Director Scott Erb added that with “with all the COVID stuff and all the things going on at school the idea that there might be a [committee] formed, it’d be another issue that doesn’t seem pressing.”

“[It] probably causes me to look at this differently now than it would be if everything else was normal and we didn’t have all this other stuff,” Erb added. “I’m just worried that … if the 30-person committee does get made, [that] adds on to what people are working on already. It may not be a good time to do this.”

It was posed that the number of votes per director haven’t always impacted a board’s vote.

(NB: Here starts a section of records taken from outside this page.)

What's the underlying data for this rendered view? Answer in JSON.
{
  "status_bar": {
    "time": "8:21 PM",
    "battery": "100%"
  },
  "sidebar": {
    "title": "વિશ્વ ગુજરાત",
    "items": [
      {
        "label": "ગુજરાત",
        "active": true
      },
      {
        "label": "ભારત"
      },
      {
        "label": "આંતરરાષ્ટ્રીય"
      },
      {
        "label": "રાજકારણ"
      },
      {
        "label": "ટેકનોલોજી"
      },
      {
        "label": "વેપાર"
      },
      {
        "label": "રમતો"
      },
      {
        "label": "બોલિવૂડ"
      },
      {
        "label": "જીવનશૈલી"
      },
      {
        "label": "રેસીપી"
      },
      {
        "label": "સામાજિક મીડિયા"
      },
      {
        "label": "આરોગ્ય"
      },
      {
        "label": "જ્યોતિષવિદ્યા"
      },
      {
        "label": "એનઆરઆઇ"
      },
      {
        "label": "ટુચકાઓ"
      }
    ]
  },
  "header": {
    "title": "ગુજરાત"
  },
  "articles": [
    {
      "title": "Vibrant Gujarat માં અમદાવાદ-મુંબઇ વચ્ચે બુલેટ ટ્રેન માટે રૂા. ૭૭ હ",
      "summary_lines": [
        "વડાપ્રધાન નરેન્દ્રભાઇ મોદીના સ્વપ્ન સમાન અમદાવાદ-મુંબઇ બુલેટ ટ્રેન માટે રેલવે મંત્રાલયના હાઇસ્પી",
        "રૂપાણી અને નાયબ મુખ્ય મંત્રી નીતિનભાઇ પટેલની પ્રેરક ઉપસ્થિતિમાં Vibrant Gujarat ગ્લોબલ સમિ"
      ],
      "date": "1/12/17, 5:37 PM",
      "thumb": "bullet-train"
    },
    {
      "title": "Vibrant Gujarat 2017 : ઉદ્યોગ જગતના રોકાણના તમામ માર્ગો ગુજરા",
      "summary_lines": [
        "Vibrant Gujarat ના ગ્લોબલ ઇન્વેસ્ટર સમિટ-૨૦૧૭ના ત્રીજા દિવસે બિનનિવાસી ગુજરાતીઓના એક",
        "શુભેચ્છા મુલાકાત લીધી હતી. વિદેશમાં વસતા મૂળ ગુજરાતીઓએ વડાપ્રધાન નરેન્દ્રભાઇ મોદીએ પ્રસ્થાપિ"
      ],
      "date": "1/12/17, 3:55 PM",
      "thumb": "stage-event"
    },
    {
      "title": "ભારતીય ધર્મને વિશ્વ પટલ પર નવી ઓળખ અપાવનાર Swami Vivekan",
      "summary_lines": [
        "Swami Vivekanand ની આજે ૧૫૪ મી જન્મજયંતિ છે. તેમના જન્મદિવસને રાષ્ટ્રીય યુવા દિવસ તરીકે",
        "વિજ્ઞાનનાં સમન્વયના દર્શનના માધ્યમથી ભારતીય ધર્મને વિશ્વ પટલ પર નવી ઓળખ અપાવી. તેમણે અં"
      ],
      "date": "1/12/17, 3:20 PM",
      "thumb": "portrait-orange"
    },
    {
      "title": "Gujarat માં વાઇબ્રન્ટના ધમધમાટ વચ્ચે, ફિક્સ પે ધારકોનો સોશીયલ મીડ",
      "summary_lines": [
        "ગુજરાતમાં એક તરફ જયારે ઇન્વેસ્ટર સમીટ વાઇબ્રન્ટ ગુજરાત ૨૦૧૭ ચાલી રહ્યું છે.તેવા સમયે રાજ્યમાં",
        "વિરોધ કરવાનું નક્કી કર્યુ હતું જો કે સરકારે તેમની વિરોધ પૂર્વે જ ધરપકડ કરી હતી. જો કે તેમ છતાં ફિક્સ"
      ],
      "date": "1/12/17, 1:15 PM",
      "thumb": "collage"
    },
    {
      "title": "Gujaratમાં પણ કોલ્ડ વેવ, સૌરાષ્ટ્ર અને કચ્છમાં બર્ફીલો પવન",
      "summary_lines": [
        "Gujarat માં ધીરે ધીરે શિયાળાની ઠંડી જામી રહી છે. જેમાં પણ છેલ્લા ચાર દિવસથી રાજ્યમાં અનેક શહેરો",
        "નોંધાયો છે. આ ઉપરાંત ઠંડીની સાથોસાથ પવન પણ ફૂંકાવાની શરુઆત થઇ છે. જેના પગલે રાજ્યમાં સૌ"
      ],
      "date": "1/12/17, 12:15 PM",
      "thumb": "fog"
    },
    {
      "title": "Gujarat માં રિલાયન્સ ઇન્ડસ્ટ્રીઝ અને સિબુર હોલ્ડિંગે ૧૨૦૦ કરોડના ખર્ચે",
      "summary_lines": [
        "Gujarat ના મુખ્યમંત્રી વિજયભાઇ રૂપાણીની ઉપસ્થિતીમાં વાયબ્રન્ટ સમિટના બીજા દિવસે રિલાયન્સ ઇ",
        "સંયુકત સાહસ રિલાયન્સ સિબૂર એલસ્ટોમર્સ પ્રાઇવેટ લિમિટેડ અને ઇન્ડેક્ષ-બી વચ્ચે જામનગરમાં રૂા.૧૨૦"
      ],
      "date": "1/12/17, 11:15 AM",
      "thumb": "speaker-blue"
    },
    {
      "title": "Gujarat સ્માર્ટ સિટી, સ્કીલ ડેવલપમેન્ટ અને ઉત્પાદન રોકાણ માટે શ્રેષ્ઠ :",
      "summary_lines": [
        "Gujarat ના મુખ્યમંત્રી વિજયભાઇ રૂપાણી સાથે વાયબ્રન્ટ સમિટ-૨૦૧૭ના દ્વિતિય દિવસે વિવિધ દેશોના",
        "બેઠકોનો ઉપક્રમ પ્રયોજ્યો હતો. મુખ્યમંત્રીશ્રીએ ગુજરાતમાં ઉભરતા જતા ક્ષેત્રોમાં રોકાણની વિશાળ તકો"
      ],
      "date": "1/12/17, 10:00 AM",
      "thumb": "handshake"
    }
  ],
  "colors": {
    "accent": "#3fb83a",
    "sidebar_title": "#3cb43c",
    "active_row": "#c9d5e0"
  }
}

Kinney referenced a resident who believed “‘all the Farmington [directors] banded together and they round out the little towns.'” But he said the five Farmington directors “rarely vote the same way.”

“We don’t have that dynamic in here,” Kinney said in the interview. “It just doesn’t play that way on this board. But sometimes people outside of the district feel differently about it, particularly because the way that system is difficult to understand.”

While the votes per director haven’t always come into play and often time the board votes unanimously, Kinney explained in the interview that there have been situations where each director’s votes did or nearly impacted the vote.

He referenced a vote to implement an adjustment to the mask mandate Aug. 10, 2021. Though it was a 7-5 vote, had all of the directors been present, their votes could have shot the motion down.

No vote was made on the reapportionment process. Coles said that “we have this information” and it can be further addressed on a future agenda.